Dr Victor Anggono completed his Bachelor of Science degree, majoring in pharmacology, at the University of New South Wales.
He then began his PhD in 2003 with Professor Phil Robinson at the Children’s Medical Research Institute, University of Sydney. There he studied the role of phosphorylation of the protein dynamin I in synaptic vesicle endocytosis – an important mechanism, whereby a nerve cell recaptures and reuses membranes that have fused with the plasma membrane to release neurotransmitters, allowing cells to signal to one another.
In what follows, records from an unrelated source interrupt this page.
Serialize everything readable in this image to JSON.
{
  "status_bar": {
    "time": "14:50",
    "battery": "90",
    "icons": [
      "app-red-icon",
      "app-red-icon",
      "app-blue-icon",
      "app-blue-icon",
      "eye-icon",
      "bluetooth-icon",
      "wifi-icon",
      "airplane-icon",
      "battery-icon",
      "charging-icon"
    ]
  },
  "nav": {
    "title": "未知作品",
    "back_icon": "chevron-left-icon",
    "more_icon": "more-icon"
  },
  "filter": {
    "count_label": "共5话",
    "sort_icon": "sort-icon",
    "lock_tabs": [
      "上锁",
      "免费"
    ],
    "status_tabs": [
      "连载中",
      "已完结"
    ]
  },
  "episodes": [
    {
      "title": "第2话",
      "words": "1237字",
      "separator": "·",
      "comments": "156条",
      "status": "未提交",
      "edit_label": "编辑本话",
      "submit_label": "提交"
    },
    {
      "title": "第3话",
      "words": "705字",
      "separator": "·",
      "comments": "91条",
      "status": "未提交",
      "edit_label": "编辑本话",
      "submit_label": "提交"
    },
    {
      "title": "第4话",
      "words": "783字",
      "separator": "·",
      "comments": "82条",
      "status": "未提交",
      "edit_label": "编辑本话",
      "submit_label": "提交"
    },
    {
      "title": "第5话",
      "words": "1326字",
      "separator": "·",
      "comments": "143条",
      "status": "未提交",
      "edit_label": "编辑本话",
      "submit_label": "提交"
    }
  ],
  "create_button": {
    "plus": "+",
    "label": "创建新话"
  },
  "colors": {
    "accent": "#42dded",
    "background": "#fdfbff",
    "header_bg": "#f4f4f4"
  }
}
During his PhD, Dr Anggono discovered the protein syndapin was an essential partner to dynamin in regulating this process. His discoveries in this area resulted in a number of first-authored publications, including one in Nature Neuroscience.
In 2007, supported by an International Human Frontiers Science Program Long-Term Fellowship and an NHMRC CJ Martin Fellowship, Dr Anggono undertook postdoctoral work at The Johns Hopkins University in Baltimore under the mentorship of Professor Richard Huganir to study the trafficking of neurotransmitter receptors and its implication in synaptic plasticity, learning and memory.
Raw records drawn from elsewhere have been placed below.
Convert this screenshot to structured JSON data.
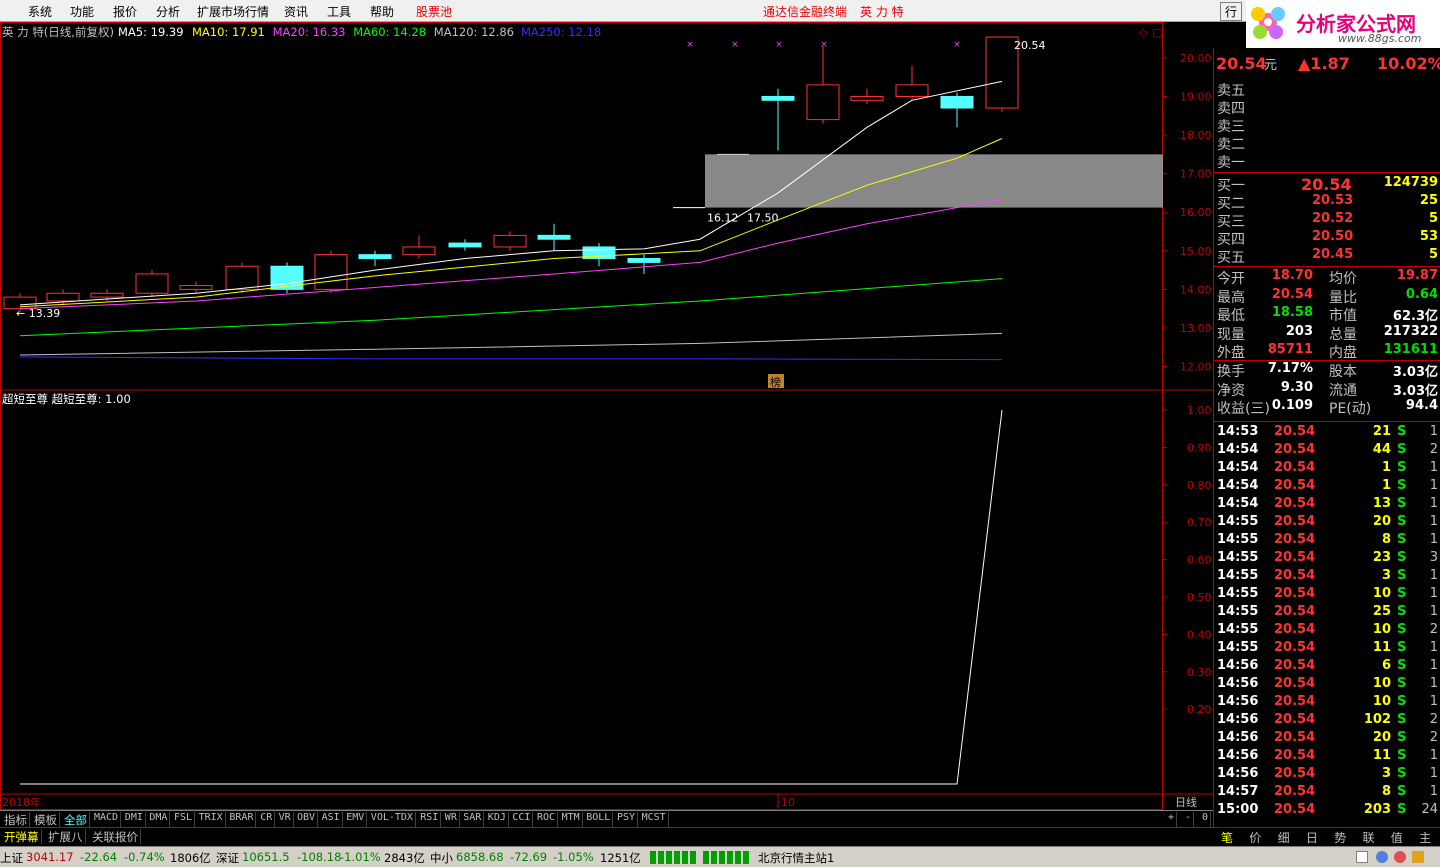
{
  "menu": {
    "items": [
      "系统",
      "功能",
      "报价",
      "分析",
      "扩展市场行情",
      "资讯",
      "工具",
      "帮助"
    ],
    "pool": "股票池",
    "center_title": "通达信金融终端",
    "stock_name": "英 力 特",
    "right_btn": "行"
  },
  "logo": {
    "title": "分析家公式网",
    "url": "www.88gs.com"
  },
  "chart": {
    "header_name": "英 力 特(日线,前复权)",
    "ma": [
      {
        "label": "MA5: 19.39",
        "color": "#ffffff"
      },
      {
        "label": "MA10: 17.91",
        "color": "#ffff00"
      },
      {
        "label": "MA20: 16.33",
        "color": "#ff40ff"
      },
      {
        "label": "MA60: 14.28",
        "color": "#00ff00"
      },
      {
        "label": "MA120: 12.86",
        "color": "#c0c0c0"
      },
      {
        "label": "MA250: 12.18",
        "color": "#3030ff"
      }
    ],
    "price_ticks": [
      "20.00",
      "19.00",
      "18.00",
      "17.00",
      "16.00",
      "15.00",
      "14.00",
      "13.00",
      "12.00"
    ],
    "high_label": "20.54",
    "low_label": "13.39",
    "gap_low": "16.12",
    "gap_high": "17.50",
    "badge": "榜",
    "indicator_header": "超短至尊 超短至尊: 1.00",
    "ind_ticks": [
      "1.00",
      "0.90",
      "0.80",
      "0.70",
      "0.60",
      "0.50",
      "0.40",
      "0.30",
      "0.20"
    ],
    "year_label": "2018年",
    "month_label": "10",
    "period_label": "日线"
  },
  "chart_data": {
    "type": "candlestick",
    "candles": [
      {
        "o": 13.5,
        "c": 13.8,
        "h": 13.9,
        "l": 13.4
      },
      {
        "o": 13.7,
        "c": 13.9,
        "h": 14.0,
        "l": 13.6
      },
      {
        "o": 13.8,
        "c": 13.9,
        "h": 14.0,
        "l": 13.7
      },
      {
        "o": 13.9,
        "c": 14.4,
        "h": 14.5,
        "l": 13.8
      },
      {
        "o": 14.0,
        "c": 14.1,
        "h": 14.2,
        "l": 13.9
      },
      {
        "o": 14.0,
        "c": 14.6,
        "h": 14.7,
        "l": 13.9
      },
      {
        "o": 14.6,
        "c": 14.0,
        "h": 14.7,
        "l": 13.9
      },
      {
        "o": 14.0,
        "c": 14.9,
        "h": 15.0,
        "l": 13.9
      },
      {
        "o": 14.9,
        "c": 14.8,
        "h": 15.0,
        "l": 14.6
      },
      {
        "o": 14.9,
        "c": 15.1,
        "h": 15.4,
        "l": 14.8
      },
      {
        "o": 15.2,
        "c": 15.1,
        "h": 15.3,
        "l": 15.0
      },
      {
        "o": 15.1,
        "c": 15.4,
        "h": 15.5,
        "l": 15.0
      },
      {
        "o": 15.4,
        "c": 15.3,
        "h": 15.7,
        "l": 15.0
      },
      {
        "o": 15.1,
        "c": 14.8,
        "h": 15.2,
        "l": 14.6
      },
      {
        "o": 14.8,
        "c": 14.7,
        "h": 14.9,
        "l": 14.4
      },
      null,
      {
        "o": 16.12,
        "c": 16.12,
        "h": 16.12,
        "l": 16.12
      },
      {
        "o": 17.5,
        "c": 17.5,
        "h": 17.5,
        "l": 17.5
      },
      {
        "o": 19.0,
        "c": 18.9,
        "h": 19.2,
        "l": 17.6
      },
      {
        "o": 18.4,
        "c": 19.3,
        "h": 20.3,
        "l": 18.3
      },
      {
        "o": 18.9,
        "c": 19.0,
        "h": 19.2,
        "l": 18.8
      },
      {
        "o": 19.0,
        "c": 19.3,
        "h": 19.8,
        "l": 18.9
      },
      {
        "o": 19.0,
        "c": 18.7,
        "h": 19.1,
        "l": 18.2
      },
      {
        "o": 18.7,
        "c": 20.54,
        "h": 20.54,
        "l": 18.6
      }
    ],
    "gap": {
      "low": 16.12,
      "high": 17.5
    },
    "ylim": [
      11.6,
      20.8
    ],
    "indicator": {
      "values_flat": 0.0,
      "end_value": 1.0
    }
  },
  "quote": {
    "price": "20.54",
    "unit": "元",
    "change": "▲1.87",
    "pct": "10.02%",
    "sell": [
      "卖五",
      "卖四",
      "卖三",
      "卖二",
      "卖一"
    ],
    "buy": [
      {
        "label": "买一",
        "price": "20.54",
        "vol": "124739"
      },
      {
        "label": "买二",
        "price": "20.53",
        "vol": "25"
      },
      {
        "label": "买三",
        "price": "20.52",
        "vol": "5"
      },
      {
        "label": "买四",
        "price": "20.50",
        "vol": "53"
      },
      {
        "label": "买五",
        "price": "20.45",
        "vol": "5"
      }
    ],
    "stats": [
      {
        "l1": "今开",
        "v1": "18.70",
        "c1": "red",
        "l2": "均价",
        "v2": "19.87",
        "c2": "red"
      },
      {
        "l1": "最高",
        "v1": "20.54",
        "c1": "red",
        "l2": "量比",
        "v2": "0.64",
        "c2": "grn"
      },
      {
        "l1": "最低",
        "v1": "18.58",
        "c1": "grn",
        "l2": "市值",
        "v2": "62.3亿",
        "c2": "wht"
      },
      {
        "l1": "现量",
        "v1": "203",
        "c1": "wht",
        "l2": "总量",
        "v2": "217322",
        "c2": "wht"
      },
      {
        "l1": "外盘",
        "v1": "85711",
        "c1": "red",
        "l2": "内盘",
        "v2": "131611",
        "c2": "grn"
      },
      {
        "l1": "换手",
        "v1": "7.17%",
        "c1": "wht",
        "l2": "股本",
        "v2": "3.03亿",
        "c2": "wht"
      },
      {
        "l1": "净资",
        "v1": "9.30",
        "c1": "wht",
        "l2": "流通",
        "v2": "3.03亿",
        "c2": "wht"
      },
      {
        "l1": "收益(三)",
        "v1": "0.109",
        "c1": "wht",
        "l2": "PE(动)",
        "v2": "94.4",
        "c2": "wht"
      }
    ],
    "ticks": [
      {
        "t": "14:53",
        "p": "20.54",
        "v": "21",
        "n": "1"
      },
      {
        "t": "14:54",
        "p": "20.54",
        "v": "44",
        "n": "2"
      },
      {
        "t": "14:54",
        "p": "20.54",
        "v": "1",
        "n": "1"
      },
      {
        "t": "14:54",
        "p": "20.54",
        "v": "1",
        "n": "1"
      },
      {
        "t": "14:54",
        "p": "20.54",
        "v": "13",
        "n": "1"
      },
      {
        "t": "14:55",
        "p": "20.54",
        "v": "20",
        "n": "1"
      },
      {
        "t": "14:55",
        "p": "20.54",
        "v": "8",
        "n": "1"
      },
      {
        "t": "14:55",
        "p": "20.54",
        "v": "23",
        "n": "3"
      },
      {
        "t": "14:55",
        "p": "20.54",
        "v": "3",
        "n": "1"
      },
      {
        "t": "14:55",
        "p": "20.54",
        "v": "10",
        "n": "1"
      },
      {
        "t": "14:55",
        "p": "20.54",
        "v": "25",
        "n": "1"
      },
      {
        "t": "14:55",
        "p": "20.54",
        "v": "10",
        "n": "2"
      },
      {
        "t": "14:55",
        "p": "20.54",
        "v": "11",
        "n": "1"
      },
      {
        "t": "14:56",
        "p": "20.54",
        "v": "6",
        "n": "1"
      },
      {
        "t": "14:56",
        "p": "20.54",
        "v": "10",
        "n": "1"
      },
      {
        "t": "14:56",
        "p": "20.54",
        "v": "10",
        "n": "1"
      },
      {
        "t": "14:56",
        "p": "20.54",
        "v": "102",
        "n": "2"
      },
      {
        "t": "14:56",
        "p": "20.54",
        "v": "20",
        "n": "2"
      },
      {
        "t": "14:56",
        "p": "20.54",
        "v": "11",
        "n": "1"
      },
      {
        "t": "14:56",
        "p": "20.54",
        "v": "3",
        "n": "1"
      },
      {
        "t": "14:57",
        "p": "20.54",
        "v": "8",
        "n": "1"
      },
      {
        "t": "15:00",
        "p": "20.54",
        "v": "203",
        "n": "24"
      }
    ],
    "side": "S"
  },
  "tabs": [
    "指标",
    "模板",
    "全部",
    "MACD",
    "DMI",
    "DMA",
    "FSL",
    "TRIX",
    "BRAR",
    "CR",
    "VR",
    "OBV",
    "ASI",
    "EMV",
    "VOL-TDX",
    "RSI",
    "WR",
    "SAR",
    "KDJ",
    "CCI",
    "ROC",
    "MTM",
    "BOLL",
    "PSY",
    "MCST"
  ],
  "tabs_active": "全部",
  "tabs_right": [
    "+",
    "-",
    "0"
  ],
  "tabs2": [
    "开弹幕",
    "扩展八",
    "关联报价"
  ],
  "side_tabs": [
    "笔",
    "价",
    "细",
    "日",
    "势",
    "联",
    "值",
    "主"
  ],
  "status": {
    "sh": "上证",
    "sh_val": "3041.17",
    "sh_chg": "-22.64",
    "sh_pct": "-0.74%",
    "sh_amt": "1806亿",
    "sz": "深证",
    "sz_val": "10651.5",
    "sz_chg": "-108.18",
    "sz_pct": "-1.01%",
    "sz_amt": "2843亿",
    "zx": "中小",
    "zx_val": "6858.68",
    "zx_chg": "-72.69",
    "zx_pct": "-1.05%",
    "zx_amt": "1251亿",
    "server": "北京行情主站1"
  }
}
In 2011, Dr Anggono was awarded an Australian Society for Biochemistry and Molecular Biology Boomerang Award, which provides an expatriate biochemist or molecular biologist with the opportunity to return to Australia to present his or her work at a prestigious conference and give seminars at universities and research institutes around the country. It was Dr Anggono’s presentation at QBI as part of this award that resulted in his recruitment to the Institute.
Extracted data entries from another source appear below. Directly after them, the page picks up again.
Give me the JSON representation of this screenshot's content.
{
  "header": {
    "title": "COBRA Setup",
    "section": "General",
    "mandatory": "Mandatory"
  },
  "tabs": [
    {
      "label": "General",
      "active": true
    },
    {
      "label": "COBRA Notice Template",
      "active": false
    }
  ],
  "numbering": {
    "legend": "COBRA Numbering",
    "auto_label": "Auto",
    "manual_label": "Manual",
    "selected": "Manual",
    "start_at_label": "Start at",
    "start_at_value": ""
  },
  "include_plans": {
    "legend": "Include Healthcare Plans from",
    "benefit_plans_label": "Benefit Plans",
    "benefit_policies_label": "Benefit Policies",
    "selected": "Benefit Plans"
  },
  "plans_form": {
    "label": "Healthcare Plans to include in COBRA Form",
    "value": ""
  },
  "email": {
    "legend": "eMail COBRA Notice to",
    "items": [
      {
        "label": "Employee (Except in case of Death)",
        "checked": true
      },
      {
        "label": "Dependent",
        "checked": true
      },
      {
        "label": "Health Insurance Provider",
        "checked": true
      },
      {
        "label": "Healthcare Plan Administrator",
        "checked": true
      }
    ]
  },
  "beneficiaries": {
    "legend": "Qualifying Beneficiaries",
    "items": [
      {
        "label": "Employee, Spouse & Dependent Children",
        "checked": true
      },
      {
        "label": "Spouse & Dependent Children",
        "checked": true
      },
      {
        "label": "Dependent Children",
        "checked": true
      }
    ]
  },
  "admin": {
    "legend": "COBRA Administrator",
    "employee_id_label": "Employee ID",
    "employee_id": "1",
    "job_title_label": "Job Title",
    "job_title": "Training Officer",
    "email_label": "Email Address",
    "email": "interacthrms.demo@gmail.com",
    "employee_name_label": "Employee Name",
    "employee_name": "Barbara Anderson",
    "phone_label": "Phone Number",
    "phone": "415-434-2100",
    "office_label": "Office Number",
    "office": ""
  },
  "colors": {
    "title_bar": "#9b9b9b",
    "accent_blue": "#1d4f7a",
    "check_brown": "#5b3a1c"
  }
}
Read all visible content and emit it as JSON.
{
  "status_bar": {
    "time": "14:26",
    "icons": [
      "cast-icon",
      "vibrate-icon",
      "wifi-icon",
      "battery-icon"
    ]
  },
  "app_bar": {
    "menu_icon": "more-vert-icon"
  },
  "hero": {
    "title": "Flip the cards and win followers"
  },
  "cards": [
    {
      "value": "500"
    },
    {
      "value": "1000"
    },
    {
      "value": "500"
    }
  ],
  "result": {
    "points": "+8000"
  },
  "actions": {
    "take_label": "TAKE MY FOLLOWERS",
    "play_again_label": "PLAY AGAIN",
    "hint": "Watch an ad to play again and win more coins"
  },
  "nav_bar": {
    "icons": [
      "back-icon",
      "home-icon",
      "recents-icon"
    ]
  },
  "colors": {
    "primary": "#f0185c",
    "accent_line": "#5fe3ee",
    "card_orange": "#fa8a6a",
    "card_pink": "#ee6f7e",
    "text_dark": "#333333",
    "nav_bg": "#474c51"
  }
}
Dr Anggono officially joined QBI in March 2012 as a research fellow to begin establishing an independent research group in what is now the Clem Jones Centre for Ageing Dementia Research (CJCADR). He and his team are primarily interested in dissecting out the cellular signalling pathways that control the release of neurotransmitters from presynaptic neurons and the trafficking of neurotransmitter receptors on postsynaptic neurons.
Such research is important not only to improve our understanding of the fundamental biological process of synaptic transmission that controls synaptic plasticity, learning and memory, but it may also provide novel insights into the development of better ways to overcome synaptic dysfunctions that are responsible for the cognitive decline in dementia.